Field references are harder to identify than code references
Finding references to table fields without third-party tools like FMS's Total Access Analyzer or Philipp Stiefel's Access Dev Tools - Find and Replace is very difficult. It's not as simple as pressing Ctl+F in the VBIDE and entering the name of the field.
Try as you might to find every query, report, form, and control that references the field, there's still a good chance you will overlook one or more references. If you do miss a reference, you could have an object referring to old data that is no longer being maintained.
Removing the old field won't make it any more likely that you will find these overlooked references. However, it does mean that anything that relies on the old field will break quite visibly if you forget to update it. While users may be annoyed seeing error messages for missing fields, this is better than users relying on a "working" report that's actually based on incorrect data.
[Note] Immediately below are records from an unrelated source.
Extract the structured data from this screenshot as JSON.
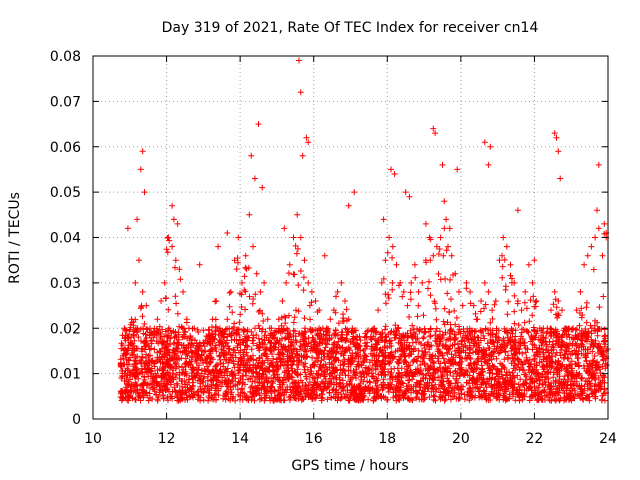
{
  "chart_data": {
    "type": "scatter",
    "title": "Day 319 of 2021, Rate Of TEC Index for receiver cn14",
    "xlabel": "GPS time / hours",
    "ylabel": "ROTI / TECUs",
    "xlim": [
      10,
      24
    ],
    "ylim": [
      0,
      0.08
    ],
    "x_ticks": [
      10,
      12,
      14,
      16,
      18,
      20,
      22,
      24
    ],
    "x_tick_labels": [
      "10",
      "12",
      "14",
      "16",
      "18",
      "20",
      "22",
      "24"
    ],
    "y_ticks": [
      0,
      0.01,
      0.02,
      0.03,
      0.04,
      0.05,
      0.06,
      0.07,
      0.08
    ],
    "y_tick_labels": [
      "0",
      "0.01",
      "0.02",
      "0.03",
      "0.04",
      "0.05",
      "0.06",
      "0.07",
      "0.08"
    ],
    "grid": true,
    "marker": "+",
    "color": "#ff0000",
    "series": [
      {
        "name": "ROTI",
        "x": [
          10.75,
          10.85,
          10.95,
          11.05,
          11.15,
          11.25,
          11.35,
          11.45,
          11.55,
          11.65,
          11.75,
          11.85,
          11.95,
          12.05,
          12.15,
          12.25,
          12.35,
          12.45,
          12.55,
          12.65,
          12.75,
          12.85,
          12.95,
          13.05,
          13.15,
          13.25,
          13.35,
          13.45,
          13.55,
          13.65,
          13.75,
          13.85,
          13.95,
          14.05,
          14.15,
          14.25,
          14.35,
          14.45,
          14.55,
          14.65,
          14.75,
          14.85,
          14.95,
          15.05,
          15.15,
          15.25,
          15.35,
          15.45,
          15.55,
          15.65,
          15.75,
          15.85,
          15.95,
          16.05,
          16.15,
          16.25,
          16.35,
          16.45,
          16.55,
          16.65,
          16.75,
          16.85,
          16.95,
          17.05,
          17.15,
          17.25,
          17.35,
          17.45,
          17.55,
          17.65,
          17.75,
          17.85,
          17.95,
          18.05,
          18.15,
          18.25,
          18.35,
          18.45,
          18.55,
          18.65,
          18.75,
          18.85,
          18.95,
          19.05,
          19.15,
          19.25,
          19.35,
          19.45,
          19.55,
          19.65,
          19.75,
          19.85,
          19.95,
          20.05,
          20.15,
          20.25,
          20.35,
          20.45,
          20.55,
          20.65,
          20.75,
          20.85,
          20.95,
          21.05,
          21.15,
          21.25,
          21.35,
          21.45,
          21.55,
          21.65,
          21.75,
          21.85,
          21.95,
          22.05,
          22.15,
          22.25,
          22.35,
          22.45,
          22.55,
          22.65,
          22.75,
          22.85,
          22.95,
          23.05,
          23.15,
          23.25,
          23.35,
          23.45,
          23.55,
          23.65,
          23.75,
          23.85,
          23.95,
          11.3,
          11.35,
          11.4,
          10.95,
          11.2,
          12.15,
          12.2,
          12.3,
          14.5,
          14.3,
          15.6,
          15.65,
          15.8,
          15.85,
          15.7,
          14.4,
          14.6,
          18.1,
          18.2,
          18.5,
          18.6,
          19.25,
          19.3,
          19.5,
          19.55,
          19.6,
          19.7,
          19.9,
          20.65,
          20.8,
          20.75,
          22.55,
          22.6,
          22.65,
          22.7,
          23.7,
          23.75,
          23.9,
          23.95,
          17.1,
          16.95,
          12.9,
          13.4,
          15.2,
          16.3,
          21.55,
          22.0,
          17.9,
          19.05,
          13.65
        ],
        "y": [
          0.012,
          0.02,
          0.018,
          0.022,
          0.03,
          0.035,
          0.028,
          0.025,
          0.02,
          0.018,
          0.022,
          0.026,
          0.03,
          0.04,
          0.038,
          0.035,
          0.033,
          0.028,
          0.022,
          0.018,
          0.02,
          0.016,
          0.014,
          0.015,
          0.018,
          0.022,
          0.026,
          0.02,
          0.016,
          0.022,
          0.028,
          0.035,
          0.04,
          0.03,
          0.036,
          0.045,
          0.038,
          0.032,
          0.028,
          0.03,
          0.022,
          0.02,
          0.018,
          0.022,
          0.026,
          0.03,
          0.034,
          0.04,
          0.045,
          0.04,
          0.035,
          0.03,
          0.028,
          0.026,
          0.024,
          0.02,
          0.02,
          0.022,
          0.024,
          0.028,
          0.03,
          0.026,
          0.022,
          0.02,
          0.018,
          0.016,
          0.015,
          0.016,
          0.018,
          0.02,
          0.024,
          0.03,
          0.035,
          0.04,
          0.038,
          0.034,
          0.03,
          0.028,
          0.025,
          0.03,
          0.034,
          0.028,
          0.03,
          0.035,
          0.04,
          0.036,
          0.038,
          0.04,
          0.042,
          0.038,
          0.036,
          0.032,
          0.028,
          0.025,
          0.03,
          0.028,
          0.025,
          0.022,
          0.026,
          0.03,
          0.028,
          0.024,
          0.026,
          0.035,
          0.04,
          0.038,
          0.034,
          0.03,
          0.026,
          0.024,
          0.028,
          0.034,
          0.03,
          0.026,
          0.02,
          0.018,
          0.02,
          0.024,
          0.028,
          0.026,
          0.024,
          0.02,
          0.018,
          0.02,
          0.024,
          0.028,
          0.034,
          0.036,
          0.038,
          0.04,
          0.042,
          0.036,
          0.04,
          0.055,
          0.059,
          0.05,
          0.042,
          0.044,
          0.047,
          0.044,
          0.043,
          0.065,
          0.058,
          0.079,
          0.072,
          0.062,
          0.061,
          0.058,
          0.053,
          0.051,
          0.055,
          0.054,
          0.05,
          0.049,
          0.064,
          0.063,
          0.056,
          0.048,
          0.044,
          0.042,
          0.055,
          0.061,
          0.06,
          0.056,
          0.063,
          0.062,
          0.059,
          0.053,
          0.046,
          0.056,
          0.043,
          0.041,
          0.05,
          0.047,
          0.034,
          0.038,
          0.042,
          0.036,
          0.046,
          0.035,
          0.044,
          0.043,
          0.041
        ]
      }
    ],
    "dense_band": {
      "description_x_range": [
        10.75,
        24.0
      ],
      "typical_range": [
        0.004,
        0.02
      ]
    }
  }
}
Field comments are more cumbersome than code comments
It's easy to add comments to code. That's no guarantee that we as developers will do it, of course, but it does make it more likely. Adding comments to table fields is less convenient. For linked tables, the comments should be added on the back-end database, otherwise they will be lost when the tables are relinked. This makes it more difficult to add comments in the first place.
Also, when working with tables and fields, one is less likely to see the comment when it really matters. For example, when adding fields to a query using the query by example (QBE) tool, only the field name is shown in the interface. So, if we were to add the following comment to our IsActive field, it won't be seen in the places where it would be most useful:
IsActive: DEPRECATED! use InactivatedOn field instead
Schema changes are less likely to be under version control
If you are relying on the most popular StackOverflow answer for version control in Access, then you are not capturing any changes that you make to the underlying database schema. My expanded version of the StackOverflow script does export field definitions, but I would imagine many/most Access version control solutions do not do this.
If those changes do not make it into version control, then they won't appear as the source of potential bugs when you are reviewing your application's development history.
Moral of the Story
Removing deprecated fields from a production database can be a royal pain. It can add significant time in the short-term when making schema changes, but that investment dwarfs the long-term pain you will feel if you put it off. By removing an old field, you guarantee that it can't be accidentally referenced moving forward.
Failing loudly is always better than misleading silently.